In Slovakia, avian influenza is now and has been found only in wild birds and small poultry in households. In Slovakia, avian influenza has not been recorded in large poultry farms - in contrast to foreign farms. Free-range farms are particularly at risk, where contact with wild birds can occur and there is a risk of spreading infectious diseases.

"Free-range layer breeders in the Slovak Republic take such measures to ensure that laying hens do not come into contact with wild birds. During the period of avian influenza, laying hens are kept indoors in sheds, which is permitted by legislation for a strictly defined period of time," comments D. Molnár. However, the ÚHS considers cage farming to be the safest.

"We are the only Central European country that has not had problems with avian influenza in poultry farms in recent years, Slovak consumers do not have to worry about eating eggs," concludes D. Molnár.

Also the company SANAGRO is aware of the potential risks.
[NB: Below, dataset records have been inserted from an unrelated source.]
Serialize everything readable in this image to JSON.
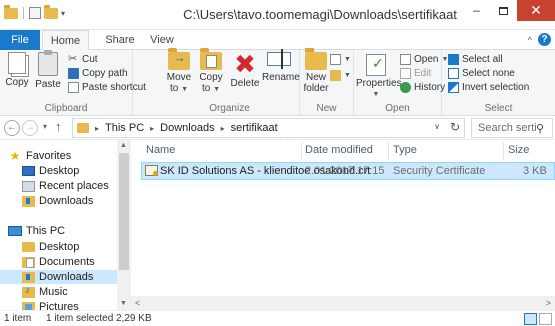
{
  "window": {
    "title": "C:\\Users\\tavo.toomemagi\\Downloads\\sertifikaat",
    "minimize_glyph": "–",
    "close_glyph": "✕"
  },
  "qat": {
    "dropdown_glyph": "▾"
  },
  "tabs": {
    "file": "File",
    "home": "Home",
    "share": "Share",
    "view": "View",
    "collapse_glyph": "^",
    "help_glyph": "?"
  },
  "ribbon": {
    "clipboard": {
      "label": "Clipboard",
      "copy": "Copy",
      "paste": "Paste",
      "cut": "Cut",
      "copy_path": "Copy path",
      "paste_shortcut": "Paste shortcut"
    },
    "organize": {
      "label": "Organize",
      "move_to": "Move",
      "move_to_2": "to",
      "copy_to": "Copy",
      "copy_to_2": "to",
      "delete": "Delete",
      "rename": "Rename"
    },
    "new": {
      "label": "New",
      "new_folder": "New",
      "new_folder_2": "folder"
    },
    "open": {
      "label": "Open",
      "properties": "Properties",
      "open": "Open",
      "edit": "Edit",
      "history": "History"
    },
    "select": {
      "label": "Select",
      "select_all": "Select all",
      "select_none": "Select none",
      "invert_selection": "Invert selection"
    }
  },
  "address": {
    "back_glyph": "←",
    "forward_glyph": "→",
    "recent_glyph": "▾",
    "up_glyph": "↑",
    "sep_glyph": "▸",
    "dropdown_glyph": "∨",
    "refresh_glyph": "↻",
    "crumbs": [
      "This PC",
      "Downloads",
      "sertifikaat"
    ],
    "search_placeholder": "Search serti..."
  },
  "nav": {
    "favorites": "Favorites",
    "desktop": "Desktop",
    "recent_places": "Recent places",
    "downloads": "Downloads",
    "this_pc": "This PC",
    "pc_desktop": "Desktop",
    "documents": "Documents",
    "pc_downloads": "Downloads",
    "music": "Music",
    "pictures": "Pictures",
    "up_glyph": "▲",
    "down_glyph": "▼"
  },
  "columns": {
    "name": "Name",
    "date_modified": "Date modified",
    "type": "Type",
    "size": "Size",
    "sort_glyph": "^"
  },
  "files": [
    {
      "name": "SK ID Solutions AS - klienditoe osakond.crt",
      "date_modified": "2.01.2017 17:15",
      "type": "Security Certificate",
      "size": "3 KB"
    }
  ],
  "hscroll": {
    "left_glyph": "<",
    "right_glyph": ">"
  },
  "status": {
    "item_count": "1 item",
    "selection": "1 item selected 2,29 KB"
  }
}
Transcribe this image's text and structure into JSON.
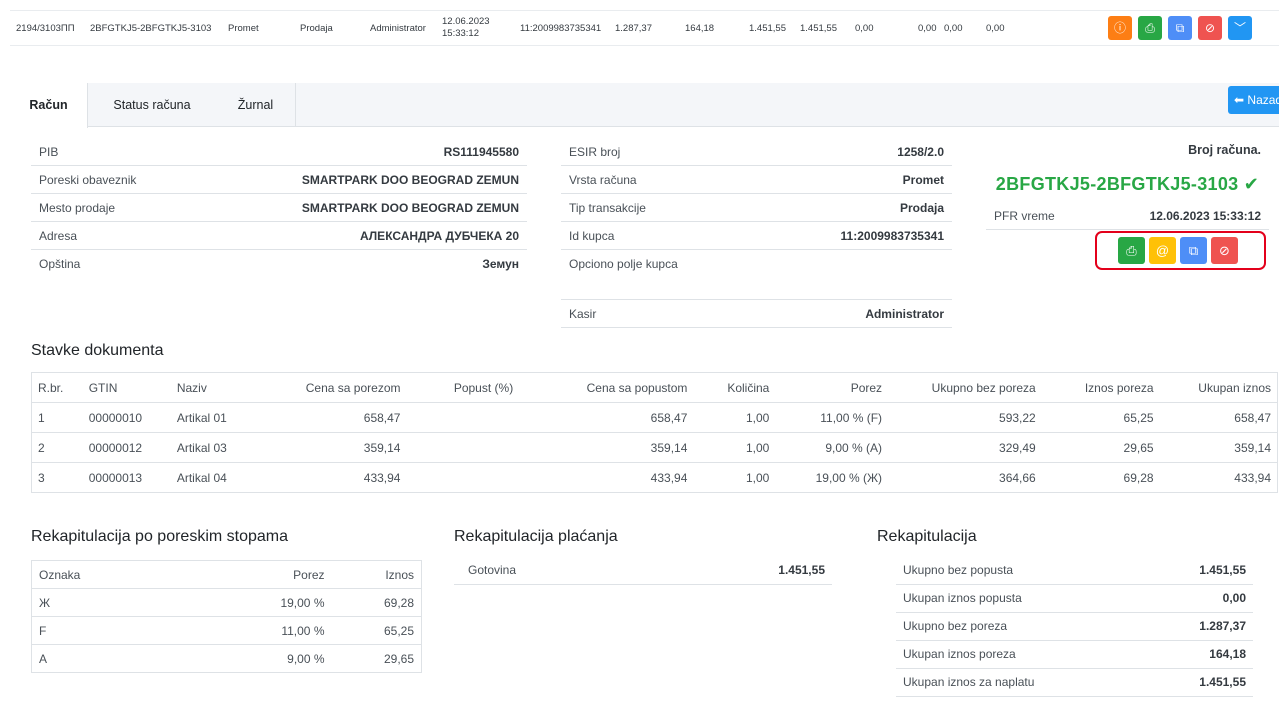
{
  "top_row": {
    "id": "2194/3103ПП",
    "receipt": "2BFGTKJ5-2BFGTKJ5-3103",
    "type": "Promet",
    "transaction": "Prodaja",
    "cashier": "Administrator",
    "date": "12.06.2023",
    "time": "15:33:12",
    "buyer_id": "11:2009983735341",
    "v1": "1.287,37",
    "v2": "164,18",
    "v3": "1.451,55",
    "v4": "1.451,55",
    "v5": "0,00",
    "v6": "0,00",
    "v7": "0,00",
    "v8": "0,00"
  },
  "tabs": [
    "Račun",
    "Status računa",
    "Žurnal"
  ],
  "back_button": "Nazad",
  "company": [
    {
      "k": "PIB",
      "v": "RS111945580"
    },
    {
      "k": "Poreski obaveznik",
      "v": "SMARTPARK DOO BEOGRAD ZEMUN"
    },
    {
      "k": "Mesto prodaje",
      "v": "SMARTPARK DOO BEOGRAD ZEMUN"
    },
    {
      "k": "Adresa",
      "v": "АЛЕКСАНДРА ДУБЧЕКА 20"
    },
    {
      "k": "Opština",
      "v": "Земун"
    }
  ],
  "receipt_info": [
    {
      "k": "ESIR broj",
      "v": "1258/2.0"
    },
    {
      "k": "Vrsta računa",
      "v": "Promet"
    },
    {
      "k": "Tip transakcije",
      "v": "Prodaja"
    },
    {
      "k": "Id kupca",
      "v": "11:2009983735341"
    },
    {
      "k": "Opciono polje kupca",
      "v": ""
    },
    {
      "k": "Kasir",
      "v": "Administrator"
    }
  ],
  "right": {
    "header": "Broj računa.",
    "number": "2BFGTKJ5-2BFGTKJ5-3103",
    "pfr_label": "PFR vreme",
    "pfr_value": "12.06.2023 15:33:12"
  },
  "items_title": "Stavke dokumenta",
  "items_headers": [
    "R.br.",
    "GTIN",
    "Naziv",
    "Cena sa porezom",
    "Popust (%)",
    "Cena sa popustom",
    "Količina",
    "Porez",
    "Ukupno bez poreza",
    "Iznos poreza",
    "Ukupan iznos"
  ],
  "items": [
    [
      "1",
      "00000010",
      "Artikal 01",
      "658,47",
      "",
      "658,47",
      "1,00",
      "11,00 % (F)",
      "593,22",
      "65,25",
      "658,47"
    ],
    [
      "2",
      "00000012",
      "Artikal 03",
      "359,14",
      "",
      "359,14",
      "1,00",
      "9,00 % (A)",
      "329,49",
      "29,65",
      "359,14"
    ],
    [
      "3",
      "00000013",
      "Artikal 04",
      "433,94",
      "",
      "433,94",
      "1,00",
      "19,00 % (Ж)",
      "364,66",
      "69,28",
      "433,94"
    ]
  ],
  "tax_title": "Rekapitulacija po poreskim stopama",
  "tax_headers": [
    "Oznaka",
    "Porez",
    "Iznos"
  ],
  "tax_rows": [
    [
      "Ж",
      "19,00 %",
      "69,28"
    ],
    [
      "F",
      "11,00 %",
      "65,25"
    ],
    [
      "A",
      "9,00 %",
      "29,65"
    ]
  ],
  "pay_title": "Rekapitulacija plaćanja",
  "pay_rows": [
    [
      "Gotovina",
      "1.451,55"
    ]
  ],
  "recap_title": "Rekapitulacija",
  "recap_rows": [
    [
      "Ukupno bez popusta",
      "1.451,55"
    ],
    [
      "Ukupan iznos popusta",
      "0,00"
    ],
    [
      "Ukupno bez poreza",
      "1.287,37"
    ],
    [
      "Ukupan iznos poreza",
      "164,18"
    ],
    [
      "Ukupan iznos za naplatu",
      "1.451,55"
    ]
  ],
  "colors": {
    "orange": "#fd7e14",
    "green": "#28a745",
    "blue": "#4e8ef7",
    "red": "#ef5350",
    "yellow": "#ffc107",
    "sky": "#2196f3"
  }
}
However, they plan to follow the current regulations and recommendations in order to prevent the outbreak.

In addition, breeders have the possibility to solve problems by insuring their animals. Farmers can insure livestock such as cattle, pigs, horses, goats, as well as poultry such as chickens, ducks, geese and turkeys. The sum insured is set by the policyholder and should cover the value of the property they wish to have insured.

"When damage occurs, for example as a result of bird flu, the damage should be reported as soon as possible. The disease is confirmed by the competent regional veterinary and food administration from the samples taken. Once all the necessary documents such as the report on the detection of the disease, the veterinarians' opinion, the official record confirming the killing of the animals and other documents depending on the type of the insured event have been provided, the insurance company will calculate the amount of the damage and compensate the client," explains Helena Kanderková, external communication specialist at Allianz - Slovenská poist'ovňa.